En cas d’absence de paiement, l’AFSCA peut décerner une contrainte rendant son amende exécutoire. L’AFSCA peut donc directement faire exécuter sa décision pour procéder au recouvrement de l’amende, si besoin par voie de saisie. 

Face à ces pouvoirs et à l’absence de mention des critères d’appréciation pour la fixation des amendes dans l’arrêté royal, il conviendra d’être attentif au risque d’arbitraire de la part de l’AFSCA. 

Un recours judiciaire est organisé contre la décision de l’AFSCA. Il doit être porté devant la section civile du tribunal de première instance, qui statue en premier et en dernier ressort. Un tel recours doit être introduit dans les 60 jours à compter de l’envoi de la décision et est suspensif.

L’efficacité d’un tel recours parait, à ce stade, relative.
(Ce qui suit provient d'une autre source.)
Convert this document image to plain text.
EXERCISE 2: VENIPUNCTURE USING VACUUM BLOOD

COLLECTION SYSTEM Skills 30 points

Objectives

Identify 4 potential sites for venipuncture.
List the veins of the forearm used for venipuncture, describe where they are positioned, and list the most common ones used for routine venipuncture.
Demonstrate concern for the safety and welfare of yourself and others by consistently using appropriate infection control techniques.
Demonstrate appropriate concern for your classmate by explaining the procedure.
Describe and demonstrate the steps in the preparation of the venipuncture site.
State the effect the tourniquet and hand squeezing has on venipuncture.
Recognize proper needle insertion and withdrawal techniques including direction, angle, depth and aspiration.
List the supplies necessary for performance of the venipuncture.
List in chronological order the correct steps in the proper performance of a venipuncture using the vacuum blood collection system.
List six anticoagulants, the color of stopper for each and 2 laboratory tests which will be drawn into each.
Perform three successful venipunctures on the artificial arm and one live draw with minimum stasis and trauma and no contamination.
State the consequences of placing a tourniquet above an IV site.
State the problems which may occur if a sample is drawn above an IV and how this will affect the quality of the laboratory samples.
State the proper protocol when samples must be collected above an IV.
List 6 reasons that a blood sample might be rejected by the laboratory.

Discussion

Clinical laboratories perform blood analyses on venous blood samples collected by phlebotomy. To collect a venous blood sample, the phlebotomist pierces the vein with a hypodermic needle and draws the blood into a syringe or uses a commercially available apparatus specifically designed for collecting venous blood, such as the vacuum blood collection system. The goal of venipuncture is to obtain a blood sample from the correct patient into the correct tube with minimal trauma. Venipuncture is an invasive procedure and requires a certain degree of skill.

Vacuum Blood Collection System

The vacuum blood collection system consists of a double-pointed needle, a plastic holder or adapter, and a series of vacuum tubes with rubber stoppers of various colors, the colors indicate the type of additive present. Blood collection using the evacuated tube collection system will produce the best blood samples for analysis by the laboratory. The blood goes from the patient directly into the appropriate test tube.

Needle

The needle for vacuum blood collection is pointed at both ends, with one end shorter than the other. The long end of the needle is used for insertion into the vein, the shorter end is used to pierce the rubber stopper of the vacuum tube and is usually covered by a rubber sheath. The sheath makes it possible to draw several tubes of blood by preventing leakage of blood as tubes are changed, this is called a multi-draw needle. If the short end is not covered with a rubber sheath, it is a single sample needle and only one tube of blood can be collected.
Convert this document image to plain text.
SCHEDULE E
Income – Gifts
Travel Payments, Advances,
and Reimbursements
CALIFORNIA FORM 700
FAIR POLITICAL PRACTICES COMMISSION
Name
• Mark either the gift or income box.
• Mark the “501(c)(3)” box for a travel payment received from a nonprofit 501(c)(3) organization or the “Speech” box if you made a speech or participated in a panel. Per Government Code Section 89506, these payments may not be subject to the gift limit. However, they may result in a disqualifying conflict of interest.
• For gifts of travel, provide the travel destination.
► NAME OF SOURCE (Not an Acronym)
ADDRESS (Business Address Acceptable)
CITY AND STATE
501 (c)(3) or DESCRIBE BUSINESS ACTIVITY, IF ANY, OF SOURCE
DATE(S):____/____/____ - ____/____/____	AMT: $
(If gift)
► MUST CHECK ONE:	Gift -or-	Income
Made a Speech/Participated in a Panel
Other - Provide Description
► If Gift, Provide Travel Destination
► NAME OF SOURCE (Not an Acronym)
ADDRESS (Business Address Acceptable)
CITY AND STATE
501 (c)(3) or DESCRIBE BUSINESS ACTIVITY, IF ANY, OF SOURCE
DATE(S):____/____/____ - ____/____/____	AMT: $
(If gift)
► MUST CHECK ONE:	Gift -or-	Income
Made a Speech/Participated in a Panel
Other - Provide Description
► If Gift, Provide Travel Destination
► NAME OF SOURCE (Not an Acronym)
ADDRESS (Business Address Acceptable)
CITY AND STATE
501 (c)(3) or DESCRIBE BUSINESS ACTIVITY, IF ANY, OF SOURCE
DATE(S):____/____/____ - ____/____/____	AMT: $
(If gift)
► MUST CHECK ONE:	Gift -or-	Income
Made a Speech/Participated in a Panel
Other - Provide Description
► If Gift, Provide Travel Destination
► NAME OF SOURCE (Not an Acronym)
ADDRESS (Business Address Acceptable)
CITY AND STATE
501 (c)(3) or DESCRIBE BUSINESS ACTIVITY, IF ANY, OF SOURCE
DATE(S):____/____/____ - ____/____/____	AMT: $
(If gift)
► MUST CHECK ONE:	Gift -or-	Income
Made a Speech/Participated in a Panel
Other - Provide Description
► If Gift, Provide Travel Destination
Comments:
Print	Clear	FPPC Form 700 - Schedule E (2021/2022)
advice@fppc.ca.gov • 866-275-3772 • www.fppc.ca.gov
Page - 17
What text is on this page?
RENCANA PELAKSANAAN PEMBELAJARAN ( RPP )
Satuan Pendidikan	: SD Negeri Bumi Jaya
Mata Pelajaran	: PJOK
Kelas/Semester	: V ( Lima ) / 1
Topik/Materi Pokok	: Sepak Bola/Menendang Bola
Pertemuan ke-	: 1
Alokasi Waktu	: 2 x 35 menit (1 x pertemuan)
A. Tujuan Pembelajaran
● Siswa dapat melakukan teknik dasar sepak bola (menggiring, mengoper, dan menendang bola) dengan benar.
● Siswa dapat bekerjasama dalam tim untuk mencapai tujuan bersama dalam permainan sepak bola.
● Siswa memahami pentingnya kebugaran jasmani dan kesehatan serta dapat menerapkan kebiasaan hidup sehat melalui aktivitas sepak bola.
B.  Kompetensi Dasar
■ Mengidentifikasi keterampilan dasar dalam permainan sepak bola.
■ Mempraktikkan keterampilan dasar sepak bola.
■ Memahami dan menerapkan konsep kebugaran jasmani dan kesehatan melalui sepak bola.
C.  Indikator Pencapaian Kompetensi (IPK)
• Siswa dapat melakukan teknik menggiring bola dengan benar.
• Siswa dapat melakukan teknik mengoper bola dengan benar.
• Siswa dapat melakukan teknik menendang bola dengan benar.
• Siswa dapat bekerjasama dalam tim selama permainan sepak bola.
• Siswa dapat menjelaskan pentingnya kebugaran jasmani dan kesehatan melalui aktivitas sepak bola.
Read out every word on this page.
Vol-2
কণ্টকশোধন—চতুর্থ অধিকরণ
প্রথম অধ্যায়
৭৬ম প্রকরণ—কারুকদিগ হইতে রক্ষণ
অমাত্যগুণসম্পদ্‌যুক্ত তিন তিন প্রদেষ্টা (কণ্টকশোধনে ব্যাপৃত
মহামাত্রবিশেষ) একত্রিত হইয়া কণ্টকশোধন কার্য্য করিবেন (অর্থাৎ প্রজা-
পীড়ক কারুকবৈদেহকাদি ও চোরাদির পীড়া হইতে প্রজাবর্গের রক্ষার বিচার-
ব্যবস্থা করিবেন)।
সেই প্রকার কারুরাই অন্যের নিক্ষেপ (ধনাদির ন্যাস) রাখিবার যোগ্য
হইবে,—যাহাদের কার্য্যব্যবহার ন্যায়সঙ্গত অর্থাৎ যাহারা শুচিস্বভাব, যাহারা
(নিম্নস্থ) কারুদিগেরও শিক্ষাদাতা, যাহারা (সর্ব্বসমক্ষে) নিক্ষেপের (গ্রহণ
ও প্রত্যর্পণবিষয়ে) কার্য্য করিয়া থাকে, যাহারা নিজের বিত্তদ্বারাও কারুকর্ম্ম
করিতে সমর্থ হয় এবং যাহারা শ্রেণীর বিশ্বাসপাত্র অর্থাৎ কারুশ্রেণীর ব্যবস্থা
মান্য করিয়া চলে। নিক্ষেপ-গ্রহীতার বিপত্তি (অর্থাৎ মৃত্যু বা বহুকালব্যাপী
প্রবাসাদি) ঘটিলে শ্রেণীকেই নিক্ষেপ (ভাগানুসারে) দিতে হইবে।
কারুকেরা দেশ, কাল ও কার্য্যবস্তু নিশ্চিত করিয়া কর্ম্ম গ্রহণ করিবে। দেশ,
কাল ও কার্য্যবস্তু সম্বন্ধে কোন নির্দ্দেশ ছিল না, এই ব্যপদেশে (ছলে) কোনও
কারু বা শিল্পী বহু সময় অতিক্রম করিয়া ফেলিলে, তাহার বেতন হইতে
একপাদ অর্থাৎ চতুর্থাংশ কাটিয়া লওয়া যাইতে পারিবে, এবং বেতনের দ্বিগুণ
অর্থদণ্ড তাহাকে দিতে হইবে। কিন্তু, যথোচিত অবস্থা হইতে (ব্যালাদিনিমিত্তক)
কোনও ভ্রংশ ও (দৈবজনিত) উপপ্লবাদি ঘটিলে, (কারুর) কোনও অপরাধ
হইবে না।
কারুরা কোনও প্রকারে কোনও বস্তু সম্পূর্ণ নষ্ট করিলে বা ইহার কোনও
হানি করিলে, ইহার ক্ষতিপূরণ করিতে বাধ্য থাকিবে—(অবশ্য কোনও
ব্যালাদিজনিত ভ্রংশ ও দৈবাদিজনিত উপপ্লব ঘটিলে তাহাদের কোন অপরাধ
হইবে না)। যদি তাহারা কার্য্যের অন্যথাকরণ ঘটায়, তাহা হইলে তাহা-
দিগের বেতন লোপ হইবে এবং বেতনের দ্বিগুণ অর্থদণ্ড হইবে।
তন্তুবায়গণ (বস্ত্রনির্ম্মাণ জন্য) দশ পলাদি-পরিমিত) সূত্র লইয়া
Il conviendra en effet de mettre en balance, d’une part, le montant de l’amende (sans doute souvent limité) et d’autre part, l’importance stratégique d’introduire un recours, le risque que l’AFSCA prenne d’autres mesures concernant l’infraction (saisie conservatoire de produits, mise sous scellées, …) ainsi que le coût et la durée d’une procédure judiciaire. 

Une contrariété à l’article 7 de la Convention européenne des droits de l’homme qui persiste ? 

L’article 7 de l’arrêté royal du 22 février 2001 prévoit de longue date que donnent lieu à des poursuites pénales ou à une amende administrative notamment les infractions « aux règlements et décisions de l’Union européenne et pour autant qu’il s’agisse d’une infraction à une ou plusieurs dispositions dont le contrôle relève de l’Agence [AFSCA] ». 

L’article 9, paragraphes 2 et 3 de cet arrêté définit le montant des peines applicables à ces infractions. 

Or, la section législation du Conseil d’Etat a signalé dans son avis concernant la récente modification de l’arrêté royal que la mention générale d’infractions aux règlements et décisions de l’Union européenne, sans préciser quels actes exactement ni quelles dispositions de ces actes seraient concernés, serait contraire à l’exigence de prévisibilité de la peine consacrée par l’article 7.1 de la Convention européenne des droits de l’homme. 

L’arrêté royal a toutefois été adopté sans que cette mention soit modifiée. Une insécurité juridique continue donc à exister, dans la mesure où la légalité de certaines amendes de l’AFSCA pourrait être remise en cause.